Armstrong in... Gundam Wing!

"I can't believe it!" Duo swore as he peeled his way out of his Gundam, flinging his helmet away so fiercely that it bounced off the hanger wall. "They trashed it! Those OZ jerks completely trashed my buddy Deathscythe!"

"Don't take it so hard, young man," Professor G soothed him. "Yes, your Gundam is out of commission for the time being, but we'll have her up and running again in no time."

"That's still time in which I won't be able to fight against Oz!" Duo was practically seething in frustration.

"Ah ha, but it so happens we have a spare!" G told him knowingly. "Follow me, and I'll show you!"

"A spare... mecha?" Duo followed after, intrigued. G lead him from that room of the hangar into the next one.
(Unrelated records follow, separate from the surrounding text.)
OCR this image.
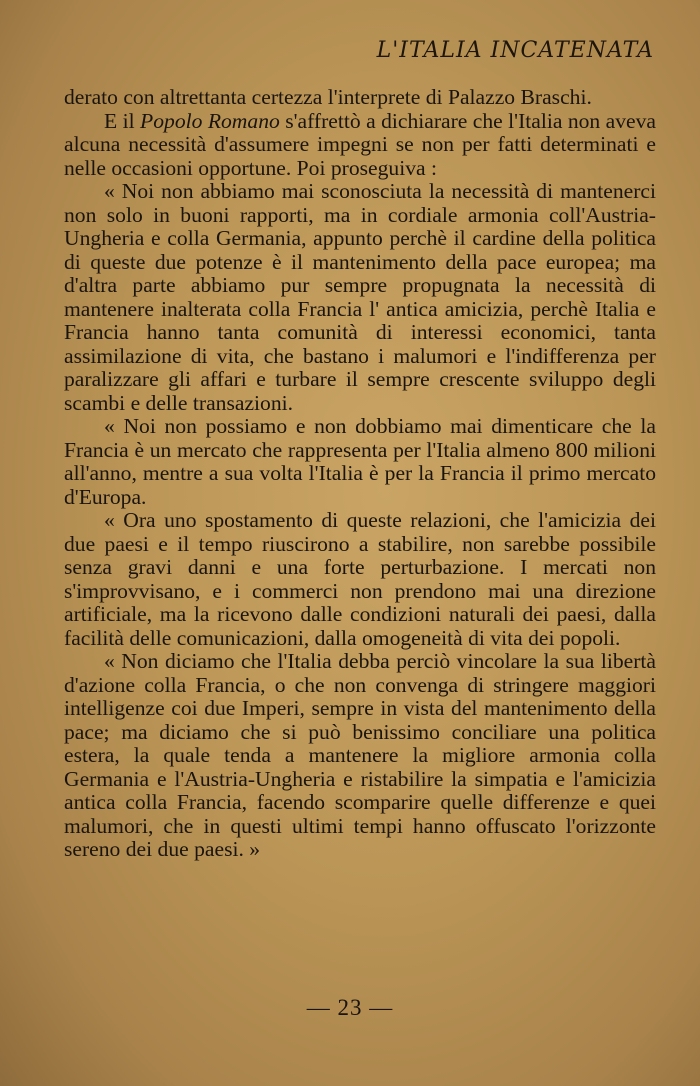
L'ITALIA INCATENATA

derato con altrettanta certezza l'interprete di Palazzo Braschi.

E il Popolo Romano s'affrettò a dichiarare che l'Italia non aveva alcuna necessità d'assumere impegni se non per fatti determinati e nelle occasioni opportune. Poi proseguiva :

« Noi non abbiamo mai sconosciuta la necessità di mantenerci non solo in buoni rapporti, ma in cordiale armonia coll'Austria-Ungheria e colla Germania, appunto perchè il cardine della politica di queste due potenze è il mantenimento della pace europea; ma d'altra parte abbiamo pur sempre propugnata la necessità di mantenere inalterata colla Francia l' antica amicizia, perchè Italia e Francia hanno tanta comunità di interessi economici, tanta assimilazione di vita, che bastano i malumori e l'indifferenza per paralizzare gli affari e turbare il sempre crescente sviluppo degli scambi e delle transazioni.

« Noi non possiamo e non dobbiamo mai dimenticare che la Francia è un mercato che rappresenta per l'Italia almeno 800 milioni all'anno, mentre a sua volta l'Italia è per la Francia il primo mercato d'Europa.

« Ora uno spostamento di queste relazioni, che l'amicizia dei due paesi e il tempo riuscirono a stabilire, non sarebbe possibile senza gravi danni e una forte perturbazione. I mercati non s'improvvisano, e i commerci non prendono mai una direzione artificiale, ma la ricevono dalle condizioni naturali dei paesi, dalla facilità delle comunicazioni, dalla omogeneità di vita dei popoli.

« Non diciamo che l'Italia debba perciò vincolare la sua libertà d'azione colla Francia, o che non convenga di stringere maggiori intelligenze coi due Imperi, sempre in vista del mantenimento della pace; ma diciamo che si può benissimo conciliare una politica estera, la quale tenda a mantenere la migliore armonia colla Germania e l'Austria-Ungheria e ristabilire la simpatia e l'amicizia antica colla Francia, facendo scomparire quelle differenze e quei malumori, che in questi ultimi tempi hanno offuscato l'orizzonte sereno dei due paesi. »

— 23 —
The braided pilot stopped dead as the huge machine came into view.

"It's the latest design," G told him proudly. "The Gundam Strongarm! Artistically implemented, isn't it?"

"Uh, Prof," Duo gulped. "Are you sure this is meant to be... a fighting suit?"

The violet lights of the hangar winked off of the mech's proudly smooth bald head, its fierce-looking pointed mustache, and the imposing gundanium-plate muscles coating its arms and chest.


Armstrong in... Naruto!

"Don't mess with me!" Naruto asserted. "I'm the strongest ninja in my village! A big, fat, bulky hulk like you is no problem for me to kick into next week!"

"Ahh, but you have not learned as much as you think you have, grasshopper!" Armstrong rumbled under his black mask. "Don't underestimate the power of... the Secret Ancestral Armstrong Clan Artistic Earth-Shaping Technique!"


Armstrong in... Ranma 1/2!

"Watch yourself, young man," Armstrong told them with a steely gleam in his blue eyes. "Don't underestimate the power of... the Armstrong Family School of Artistic Method Martial Arts!"


Armstrong in... Sailor Moon!

"Don't underestimate the power of... Bishoujo Senshi Sailor Armstrong!"


Armstrong in... Star Trek!

"Captain!" the man at the helm called. "Come look at this!"

"What is it, Lieutenant?" The captain came striding around the arc of the bridge, to lean over the lieutenant's shoulder.

"I'm not sure, sir," the young man responded. "There seems to be some kind of unusual space-time anomaly ahead that's setting off the sensors."

"Can we identify it?" the captain asked, glancing over the readouts.

"Not yet, sir," he said. "But it appears to be emitting of some kind of intermittent violet fluorescence of an unknown electromagnetic frequency."

"In other words... it's sparkling?"

"Yes, sir."


Armstrong in... Boku no Sexual Harassment!

...

Okay, I don't even want to think about this one.